Al tiempo de dedicarme a ser el del video, cuando ya me había metido en el cuerpo una buena cantidad de ocasiones rodando bodas, advertí dos datos interesantísimos que se repetían de un enlace a otro, como si siempre se casaran los mismos:
El primero de ellos es que por voluntad de los contrayentes se leía la Carta de San Pablo a los Corintios. Eso he llegado a verlo hasta en bodas civiles, aunque en ellas no digan al final que es Palabra de Dios. El segundo, que las homilías estaban llenas de advertencias. Y descubrí que los curas, a los que hemos llegado casi a acusar de que no estén casados cuando nos hablan del matrimonio, parecían haberlo estado. Así que mientras en una boda todos se dedicaban al lucimiento de los trajes, al regocijo y al disfrute de un día ciertamente feliz, el sacerdote mantenía la cabeza fría como si supiera ver el día después y la hora h de una unión gozosa, pero nada fácil. El sacerdote abordaba su predicación como si fuera el momento de las advertencias, como si desde el punto de partida indicara un largo camino en el que atender las señales imperativas para llegar sanos y salvos al final, sin accidentes. Y mucho menos sin siniestros totales. El cura, en medio de un ambiente de júbilo, parecía encargarse de aguar la fiesta. Como siempre, diríamos. Pero le había tocado el gran papel de procurar, con su inevitable sermón, justamente lo contrario: que no se agüe ni la fiesta… ni el matrimonio.

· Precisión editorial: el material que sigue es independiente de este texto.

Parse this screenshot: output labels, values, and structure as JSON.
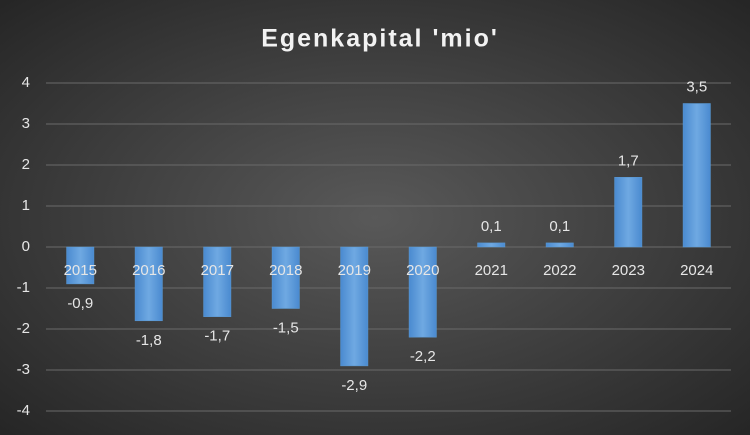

San Pablo escribió el más grande poema al AMOR (y lo escribo en mayúsculas, como mi lectora) que jamás se haya escrito. Y lo hizo con una coda para que no se nos cayera nunca de los brazos que abrazaran. Una coda sin límites para llevarlo hasta el último día en el que sólo la muerte nos separe: todo, todo, todo…
Querida amiga: no sé si deshago un nudo, pero sé que si para mí mismo lograra esto, a mí también dejaría de apretarme la garganta.